Nationals Photo Highlights

SUMMARY: Photos of most-direct Taj MuttHall interest, plus link for more.

I uploaded photos of my friends and teammates (200+ photos) on my smugmug site, including the following. But I have winnowed them down to these that are of most direct interest to Taj MuttHall.

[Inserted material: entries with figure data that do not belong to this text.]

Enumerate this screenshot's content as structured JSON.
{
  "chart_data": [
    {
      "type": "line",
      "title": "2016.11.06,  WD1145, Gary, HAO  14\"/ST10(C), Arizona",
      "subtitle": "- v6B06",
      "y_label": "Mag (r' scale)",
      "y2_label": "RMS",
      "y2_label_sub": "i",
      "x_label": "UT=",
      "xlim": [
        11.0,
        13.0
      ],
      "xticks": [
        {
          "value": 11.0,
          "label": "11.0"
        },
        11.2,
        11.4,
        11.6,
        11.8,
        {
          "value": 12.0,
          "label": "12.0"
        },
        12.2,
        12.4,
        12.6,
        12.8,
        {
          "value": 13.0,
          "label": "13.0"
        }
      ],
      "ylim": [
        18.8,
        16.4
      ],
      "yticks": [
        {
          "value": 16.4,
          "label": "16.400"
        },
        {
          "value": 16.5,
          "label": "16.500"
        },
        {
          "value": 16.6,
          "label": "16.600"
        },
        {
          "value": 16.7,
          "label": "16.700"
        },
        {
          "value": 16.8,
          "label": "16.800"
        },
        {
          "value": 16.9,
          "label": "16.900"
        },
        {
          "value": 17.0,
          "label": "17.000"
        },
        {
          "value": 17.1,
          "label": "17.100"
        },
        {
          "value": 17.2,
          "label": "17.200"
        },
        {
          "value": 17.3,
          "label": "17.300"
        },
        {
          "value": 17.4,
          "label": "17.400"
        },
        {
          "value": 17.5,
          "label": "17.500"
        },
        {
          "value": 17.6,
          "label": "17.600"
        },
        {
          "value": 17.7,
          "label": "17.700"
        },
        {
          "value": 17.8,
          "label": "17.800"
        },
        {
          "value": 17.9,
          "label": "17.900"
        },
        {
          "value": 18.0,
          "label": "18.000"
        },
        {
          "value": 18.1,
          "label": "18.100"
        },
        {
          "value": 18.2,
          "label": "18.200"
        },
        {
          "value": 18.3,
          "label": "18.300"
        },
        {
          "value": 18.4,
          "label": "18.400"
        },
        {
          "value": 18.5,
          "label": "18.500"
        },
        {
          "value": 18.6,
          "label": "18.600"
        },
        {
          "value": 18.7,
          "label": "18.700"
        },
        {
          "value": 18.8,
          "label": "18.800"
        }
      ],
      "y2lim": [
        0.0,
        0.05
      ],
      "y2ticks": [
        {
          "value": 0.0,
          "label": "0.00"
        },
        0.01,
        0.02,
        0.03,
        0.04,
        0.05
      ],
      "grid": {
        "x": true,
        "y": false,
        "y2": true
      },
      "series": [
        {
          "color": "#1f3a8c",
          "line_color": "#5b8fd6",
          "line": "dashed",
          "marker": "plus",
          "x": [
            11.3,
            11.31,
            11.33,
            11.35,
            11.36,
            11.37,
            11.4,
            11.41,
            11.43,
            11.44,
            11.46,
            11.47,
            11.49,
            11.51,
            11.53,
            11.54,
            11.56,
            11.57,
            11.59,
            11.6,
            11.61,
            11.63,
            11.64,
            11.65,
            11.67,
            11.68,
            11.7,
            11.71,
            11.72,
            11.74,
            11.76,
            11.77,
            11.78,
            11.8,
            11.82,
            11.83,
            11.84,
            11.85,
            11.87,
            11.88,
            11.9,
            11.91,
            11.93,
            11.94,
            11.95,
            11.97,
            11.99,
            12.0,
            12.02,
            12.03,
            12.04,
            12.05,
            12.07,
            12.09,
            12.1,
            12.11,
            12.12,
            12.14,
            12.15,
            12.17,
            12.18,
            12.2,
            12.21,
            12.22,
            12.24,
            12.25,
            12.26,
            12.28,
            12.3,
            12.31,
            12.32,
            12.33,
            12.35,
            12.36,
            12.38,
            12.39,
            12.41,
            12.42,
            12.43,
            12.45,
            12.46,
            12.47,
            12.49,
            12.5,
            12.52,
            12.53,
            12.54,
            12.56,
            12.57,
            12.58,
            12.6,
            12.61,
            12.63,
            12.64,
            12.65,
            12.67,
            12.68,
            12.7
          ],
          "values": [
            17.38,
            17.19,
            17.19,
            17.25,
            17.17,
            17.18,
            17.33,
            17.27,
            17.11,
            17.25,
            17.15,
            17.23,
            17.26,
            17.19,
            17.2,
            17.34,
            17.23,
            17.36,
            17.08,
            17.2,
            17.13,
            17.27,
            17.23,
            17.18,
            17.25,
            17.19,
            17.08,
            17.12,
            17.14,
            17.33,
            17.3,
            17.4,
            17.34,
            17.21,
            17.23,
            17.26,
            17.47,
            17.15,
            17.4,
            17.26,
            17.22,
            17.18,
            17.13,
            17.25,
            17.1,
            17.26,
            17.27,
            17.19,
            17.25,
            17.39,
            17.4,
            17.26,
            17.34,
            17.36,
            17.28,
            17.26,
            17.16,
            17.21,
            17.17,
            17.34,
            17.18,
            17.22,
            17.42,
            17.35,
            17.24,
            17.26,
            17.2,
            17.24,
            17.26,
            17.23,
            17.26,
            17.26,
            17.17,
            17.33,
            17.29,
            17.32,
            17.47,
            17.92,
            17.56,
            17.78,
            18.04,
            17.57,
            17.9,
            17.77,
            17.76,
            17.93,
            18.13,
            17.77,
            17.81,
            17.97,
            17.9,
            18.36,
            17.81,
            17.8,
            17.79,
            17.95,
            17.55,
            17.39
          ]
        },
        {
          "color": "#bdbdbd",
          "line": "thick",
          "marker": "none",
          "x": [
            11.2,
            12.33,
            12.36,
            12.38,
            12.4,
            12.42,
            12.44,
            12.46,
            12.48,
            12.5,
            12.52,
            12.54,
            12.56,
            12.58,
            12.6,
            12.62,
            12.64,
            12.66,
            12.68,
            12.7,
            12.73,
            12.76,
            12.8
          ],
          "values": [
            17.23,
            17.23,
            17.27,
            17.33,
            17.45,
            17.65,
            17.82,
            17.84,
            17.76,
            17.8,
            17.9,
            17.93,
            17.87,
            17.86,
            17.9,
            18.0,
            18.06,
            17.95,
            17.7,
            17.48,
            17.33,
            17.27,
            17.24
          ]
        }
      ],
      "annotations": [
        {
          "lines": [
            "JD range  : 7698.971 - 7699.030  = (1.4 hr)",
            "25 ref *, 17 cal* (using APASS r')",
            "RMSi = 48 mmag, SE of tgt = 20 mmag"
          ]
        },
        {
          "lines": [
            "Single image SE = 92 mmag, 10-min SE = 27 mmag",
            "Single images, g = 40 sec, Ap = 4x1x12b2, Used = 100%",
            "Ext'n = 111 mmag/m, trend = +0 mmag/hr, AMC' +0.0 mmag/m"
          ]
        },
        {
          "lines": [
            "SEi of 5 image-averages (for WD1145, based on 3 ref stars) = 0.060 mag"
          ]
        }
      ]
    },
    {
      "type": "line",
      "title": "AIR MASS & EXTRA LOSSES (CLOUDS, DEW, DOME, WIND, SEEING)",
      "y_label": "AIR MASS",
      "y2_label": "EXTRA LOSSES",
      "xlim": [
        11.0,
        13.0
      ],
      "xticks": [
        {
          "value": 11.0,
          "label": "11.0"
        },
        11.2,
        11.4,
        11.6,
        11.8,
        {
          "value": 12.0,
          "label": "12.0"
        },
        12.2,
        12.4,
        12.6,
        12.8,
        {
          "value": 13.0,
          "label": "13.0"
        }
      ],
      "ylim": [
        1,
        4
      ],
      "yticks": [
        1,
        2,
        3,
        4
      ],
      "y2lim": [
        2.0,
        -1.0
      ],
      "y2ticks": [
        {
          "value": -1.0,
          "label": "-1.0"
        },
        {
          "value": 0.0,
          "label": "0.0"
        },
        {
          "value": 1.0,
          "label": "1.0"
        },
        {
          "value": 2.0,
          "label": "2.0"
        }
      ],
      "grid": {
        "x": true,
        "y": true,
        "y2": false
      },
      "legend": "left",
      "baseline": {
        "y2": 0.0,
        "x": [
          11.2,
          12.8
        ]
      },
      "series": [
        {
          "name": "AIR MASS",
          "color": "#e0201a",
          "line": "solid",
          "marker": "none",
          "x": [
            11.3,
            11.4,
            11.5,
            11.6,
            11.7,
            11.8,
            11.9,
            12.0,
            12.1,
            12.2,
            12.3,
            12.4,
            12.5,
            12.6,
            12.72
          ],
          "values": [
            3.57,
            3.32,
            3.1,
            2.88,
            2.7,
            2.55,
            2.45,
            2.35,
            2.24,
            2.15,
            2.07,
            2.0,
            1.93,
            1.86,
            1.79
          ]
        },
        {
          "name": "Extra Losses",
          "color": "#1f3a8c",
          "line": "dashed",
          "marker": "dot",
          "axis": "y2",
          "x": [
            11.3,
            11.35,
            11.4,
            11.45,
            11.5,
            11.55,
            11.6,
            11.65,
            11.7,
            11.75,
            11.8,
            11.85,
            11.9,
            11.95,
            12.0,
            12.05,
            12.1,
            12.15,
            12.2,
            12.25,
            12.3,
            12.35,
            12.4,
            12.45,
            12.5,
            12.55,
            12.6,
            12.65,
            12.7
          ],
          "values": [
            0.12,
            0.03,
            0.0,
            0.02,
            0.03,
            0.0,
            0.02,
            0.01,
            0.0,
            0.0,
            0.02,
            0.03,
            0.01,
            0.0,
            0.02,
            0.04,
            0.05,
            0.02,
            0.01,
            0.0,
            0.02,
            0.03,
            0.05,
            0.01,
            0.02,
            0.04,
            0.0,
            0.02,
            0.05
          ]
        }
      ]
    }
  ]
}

Boost's sister Bette and her "mom," Mary, waiting in line for dock-dog diving. This was a popular activity (well--the diving, not the waiting in line) but I wasn't prepared to wait in line for half an hour for a couple of quick immersions.
Diana, who shared my car and hotel room, with one of her two Border Collies.
Bette demonstrates dock-dog style.
Bette removes all that heavy dock-dog water after her dive.
Jake hanging out with me, hoping for goodies.
Boost's sister Beck and her "mom," Linda.
Me at Scottsdale and, behind me, one of the agility fields and the impressive McDowell mountains. They rise dramatically above Scottsdale, formed from Precambrian basaltic rocks dating back about 2 billion years. The tallest, McDowell Peak, is about 1230 meters (4023 feet) above sea level; I'm standing at about 1500 feet at Westworld. Frank Lloyd Wright's Taliesin West is at the foot of the McDowell Mountains.
Boost's "Uncle Greg," owner of her parents (Tala and Coty).
Boost's "Aunt Tammy," cobreeder with Greg, running one of her other dogs.
Boost's sister Beck and Linda again.
Boost's sister Gina, from L.A., with her "dad," Tim.
Boost's sister Gina, from L.A., with her "dad," Tim.